Esta especificidad cristiana trasciende el orden ético y, por el mismo hecho, le proporciona su autonomía, así como a toda «realidad terrena» (GS 36). Esto impide amalgamar en una «doctrina moral cristiana» fe y reflexión racional, como se ha hecho a menudo en la problemática social y familiar. «La Iglesia (es) custodia del depósito de la Palabra de Dios, del que manan los principios en el orden religioso y moral» (GS 33). La ausencia en este texto de toda referencia a la ley natural ha sido muy comentada. El texto precisa que la Iglesia »no tiene siempre a mano la respuesta adecuada a cada cuestión» y añade que, para responder, se sirve de «la luz de la revelación y de la experiencia de todos» el monopolio de la ética.

Se trataba, pues, menos de presentar un sistema moral cristiano que tuviese respuestas para todo, que de buscar una coherencia entre los principios de una moral humana de orden racional -por ej., los derechos del ser humano- y el sentido escatológico cristiano. Esta es la afirmación capital del Concilio a propósito de la significación mesiánica de los «signos de los tiempos» (GS 4 y 11), cuyo «discernimiento» pertenece a «todo el Pueblo de Dios, especialmente a los pastores y teólogos» (GS 44). La moral deja, pues, de ser deductiva, para convertirse en inductiva apelando constantemente a «la experiencia de todos».

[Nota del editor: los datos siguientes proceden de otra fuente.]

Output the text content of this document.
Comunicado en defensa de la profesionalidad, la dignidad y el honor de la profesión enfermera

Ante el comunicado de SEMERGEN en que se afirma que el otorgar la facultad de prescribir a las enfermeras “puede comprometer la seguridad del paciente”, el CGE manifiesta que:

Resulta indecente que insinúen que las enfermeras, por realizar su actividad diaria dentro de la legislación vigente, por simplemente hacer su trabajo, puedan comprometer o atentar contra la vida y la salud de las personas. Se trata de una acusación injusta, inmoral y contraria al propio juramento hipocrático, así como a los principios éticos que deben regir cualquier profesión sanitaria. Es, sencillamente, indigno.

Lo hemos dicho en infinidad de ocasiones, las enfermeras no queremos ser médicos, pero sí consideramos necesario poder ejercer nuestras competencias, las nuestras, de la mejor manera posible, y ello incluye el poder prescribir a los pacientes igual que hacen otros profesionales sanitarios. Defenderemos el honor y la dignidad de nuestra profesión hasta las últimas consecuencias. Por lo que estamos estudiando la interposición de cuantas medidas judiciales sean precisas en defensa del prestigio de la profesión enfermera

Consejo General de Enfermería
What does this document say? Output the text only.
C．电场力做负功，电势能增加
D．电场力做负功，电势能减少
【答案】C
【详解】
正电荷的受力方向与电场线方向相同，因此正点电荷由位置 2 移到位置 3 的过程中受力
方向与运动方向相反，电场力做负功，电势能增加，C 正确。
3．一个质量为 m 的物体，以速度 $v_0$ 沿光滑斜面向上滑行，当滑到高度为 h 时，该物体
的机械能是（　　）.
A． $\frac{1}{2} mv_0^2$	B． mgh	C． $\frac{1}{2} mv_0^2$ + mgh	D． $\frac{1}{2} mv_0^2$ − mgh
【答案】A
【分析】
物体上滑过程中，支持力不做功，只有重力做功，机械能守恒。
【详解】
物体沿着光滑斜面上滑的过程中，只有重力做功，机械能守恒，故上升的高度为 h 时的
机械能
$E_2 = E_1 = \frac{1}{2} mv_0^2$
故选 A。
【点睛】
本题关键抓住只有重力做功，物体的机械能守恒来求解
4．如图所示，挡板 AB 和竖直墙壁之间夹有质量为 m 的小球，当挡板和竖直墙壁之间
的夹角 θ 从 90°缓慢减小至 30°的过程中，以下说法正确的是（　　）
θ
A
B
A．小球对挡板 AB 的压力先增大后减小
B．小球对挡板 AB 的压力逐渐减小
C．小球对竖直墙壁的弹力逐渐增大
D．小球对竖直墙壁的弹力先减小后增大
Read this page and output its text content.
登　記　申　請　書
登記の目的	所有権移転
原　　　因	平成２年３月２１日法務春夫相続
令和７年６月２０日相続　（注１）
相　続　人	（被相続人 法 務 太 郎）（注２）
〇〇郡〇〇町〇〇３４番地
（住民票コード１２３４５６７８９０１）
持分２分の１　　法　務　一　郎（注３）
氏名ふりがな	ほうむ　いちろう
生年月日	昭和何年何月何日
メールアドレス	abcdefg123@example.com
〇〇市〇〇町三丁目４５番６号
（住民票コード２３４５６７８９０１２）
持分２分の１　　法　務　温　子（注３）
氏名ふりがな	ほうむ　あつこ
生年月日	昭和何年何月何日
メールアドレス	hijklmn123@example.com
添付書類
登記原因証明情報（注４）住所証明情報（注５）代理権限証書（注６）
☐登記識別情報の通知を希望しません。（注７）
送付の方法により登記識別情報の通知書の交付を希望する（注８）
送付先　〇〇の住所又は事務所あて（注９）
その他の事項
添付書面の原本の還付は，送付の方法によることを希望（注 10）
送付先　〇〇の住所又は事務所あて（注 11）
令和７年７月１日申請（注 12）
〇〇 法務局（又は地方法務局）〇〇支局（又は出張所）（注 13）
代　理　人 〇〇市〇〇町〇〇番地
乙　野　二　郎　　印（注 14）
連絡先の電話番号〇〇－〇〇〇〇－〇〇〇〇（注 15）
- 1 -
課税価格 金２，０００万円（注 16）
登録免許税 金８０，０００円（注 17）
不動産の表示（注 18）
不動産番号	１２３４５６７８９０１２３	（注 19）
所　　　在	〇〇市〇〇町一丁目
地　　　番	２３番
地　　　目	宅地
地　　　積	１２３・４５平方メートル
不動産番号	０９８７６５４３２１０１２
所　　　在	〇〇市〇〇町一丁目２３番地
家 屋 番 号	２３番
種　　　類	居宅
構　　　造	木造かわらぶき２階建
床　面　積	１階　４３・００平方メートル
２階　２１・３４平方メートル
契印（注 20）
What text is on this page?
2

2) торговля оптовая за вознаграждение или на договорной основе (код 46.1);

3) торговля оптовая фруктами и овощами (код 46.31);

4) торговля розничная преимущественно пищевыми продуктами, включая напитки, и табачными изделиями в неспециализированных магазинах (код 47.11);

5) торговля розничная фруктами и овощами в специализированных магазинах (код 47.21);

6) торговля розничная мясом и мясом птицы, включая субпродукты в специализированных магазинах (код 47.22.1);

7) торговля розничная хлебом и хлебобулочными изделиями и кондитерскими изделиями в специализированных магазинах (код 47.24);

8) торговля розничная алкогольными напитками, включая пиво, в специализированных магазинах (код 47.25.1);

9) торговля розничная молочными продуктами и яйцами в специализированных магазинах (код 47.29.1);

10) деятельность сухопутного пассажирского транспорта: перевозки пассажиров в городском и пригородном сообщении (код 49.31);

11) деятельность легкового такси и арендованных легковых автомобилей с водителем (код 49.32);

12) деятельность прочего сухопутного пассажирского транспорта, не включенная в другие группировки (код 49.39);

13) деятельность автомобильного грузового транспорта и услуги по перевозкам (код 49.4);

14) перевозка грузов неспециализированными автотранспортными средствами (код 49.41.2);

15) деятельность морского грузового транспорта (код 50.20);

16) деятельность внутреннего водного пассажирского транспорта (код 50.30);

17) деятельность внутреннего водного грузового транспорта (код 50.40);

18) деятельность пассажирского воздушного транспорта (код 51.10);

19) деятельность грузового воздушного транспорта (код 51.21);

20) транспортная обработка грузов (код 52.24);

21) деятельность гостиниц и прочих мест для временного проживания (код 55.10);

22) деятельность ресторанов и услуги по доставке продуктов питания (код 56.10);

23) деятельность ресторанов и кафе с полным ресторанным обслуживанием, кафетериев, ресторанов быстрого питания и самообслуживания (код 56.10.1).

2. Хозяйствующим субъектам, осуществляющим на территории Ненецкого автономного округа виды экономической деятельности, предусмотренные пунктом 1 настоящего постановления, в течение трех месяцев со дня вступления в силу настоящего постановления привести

La reflexión moral cuenta ciertamente con la tradición y la «naturaleza» humana, tan apreciada por Aristóteles y por los estoicos. Pero ¿ha de cuajar ahí, sin referencia alguna al desarrollo histórico? Un texto esencial del Concilio abre la perspectiva: «La propia historia está sometida a un proceso tal de aceleración, que apenas es posible al hombre seguirla (...). La humanidad pasa así de una concepción estática de la realidad a otra más dinámica y evolutiva, de donde surge un nuevo conjunto de problemas que exige nuevos análisis y nuevas síntesis» (GS 5). No nos podemos, pues, contentar con una teología repetitiva. Los moralistas actuales han sido muy sensibles a esa invitación. Ser teólogo no consiste sólo en comentar los textos del magisterio. Es replantearse a toda costa las cuestiones de un mundo nuevo. El sentido de la tradición es ciertamente indispensable. Pero también lo es la capacidad de analizar las situaciones nuevas sin proyectar en ellas a priori un esquema caduco de juicios trasnochados. Nuevos análisis y nuevas síntesis.

A todos los cristianos se les invita a hacer la misma experiencia de libertad: ya no son «esclavos», sino «libres». El Concilio insiste mucho en la opción responsable de los laicos y en el primado de su conciencia (GS 43). Como afirmaba la fórmula tradicional, la conciencia es regla inmediata de moralidad.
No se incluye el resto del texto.